What if you wanted happy chickens that weren’t forced to produce the perfectly imperfect egg? How many chickens would you need? How many hens would you need? How much space would you need to raise them organically? And how many roosters would you need in your hen house to keep your hens happy and keep their population going to produce more chickens and eggs? I don’t know.
If you’re the chickenman, how many eggs are worth a loaf of bread? If you’re the breadman, how many loaves of bread are worth a fish? If you’re the fisherman, how many fish are worth a pair of pants? If you are the tailor, how many pairs of pants are worth a dozen eggs? Do you see?
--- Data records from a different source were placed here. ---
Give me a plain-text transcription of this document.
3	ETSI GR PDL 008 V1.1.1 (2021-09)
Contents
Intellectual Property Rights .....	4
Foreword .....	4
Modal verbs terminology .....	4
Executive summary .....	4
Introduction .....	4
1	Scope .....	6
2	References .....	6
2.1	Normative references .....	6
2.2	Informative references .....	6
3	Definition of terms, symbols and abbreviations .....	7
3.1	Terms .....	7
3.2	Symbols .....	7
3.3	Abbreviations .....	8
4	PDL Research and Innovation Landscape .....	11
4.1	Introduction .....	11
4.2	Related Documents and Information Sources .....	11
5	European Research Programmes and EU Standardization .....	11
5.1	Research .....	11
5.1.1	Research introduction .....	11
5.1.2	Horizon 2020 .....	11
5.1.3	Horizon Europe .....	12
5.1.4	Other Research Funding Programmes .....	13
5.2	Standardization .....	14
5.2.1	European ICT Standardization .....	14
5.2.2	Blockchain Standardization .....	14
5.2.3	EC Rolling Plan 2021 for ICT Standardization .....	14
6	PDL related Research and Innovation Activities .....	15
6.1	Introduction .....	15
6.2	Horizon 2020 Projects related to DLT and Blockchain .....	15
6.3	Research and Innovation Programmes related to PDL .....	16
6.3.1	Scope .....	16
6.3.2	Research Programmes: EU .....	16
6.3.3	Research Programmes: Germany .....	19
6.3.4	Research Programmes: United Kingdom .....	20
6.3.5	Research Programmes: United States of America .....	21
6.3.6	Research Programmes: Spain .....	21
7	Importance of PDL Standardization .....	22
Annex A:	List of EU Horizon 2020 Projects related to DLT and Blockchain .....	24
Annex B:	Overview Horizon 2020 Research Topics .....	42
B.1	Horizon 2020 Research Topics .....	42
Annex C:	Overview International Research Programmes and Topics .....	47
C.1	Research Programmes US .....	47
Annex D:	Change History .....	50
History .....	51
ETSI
It’s a symbiotic circle.
Vital life skills are trade skills. Trade skills have an intrinsic value. Answering and replying to emails for a living has no real intrinsic value. It’s superficial. Intrinsic value is that which is essential and natural to your existence. In a world without electricity, how many emails can you trade for a dozen eggs, a loaf of bread, a supply of fish, or a pair of pants? None. Zero. Zip. The ability to communicate and reach understandings with others is what has an intrinsic value, not the technological device you use to do it.
Some of the actors, artists, entertainers, and musicians didn’t really think they had any real vital skills to contribute either, but the arts and performing arts are just as vital as anything else in life. It takes more than food and water to create a quality of life. It takes more than just physical grunt labor. What would life be like without beauty and creativity? A positive psychological attitude is a huge component to existence.
In a world without electricity, you wouldn’t have internet or television. In the old days, you listened to storytellers, you watched live plays and performances, or you would sit around the campfire singing songs with your friends for the weekend entertainment. Maybe we’ll do it again sometime.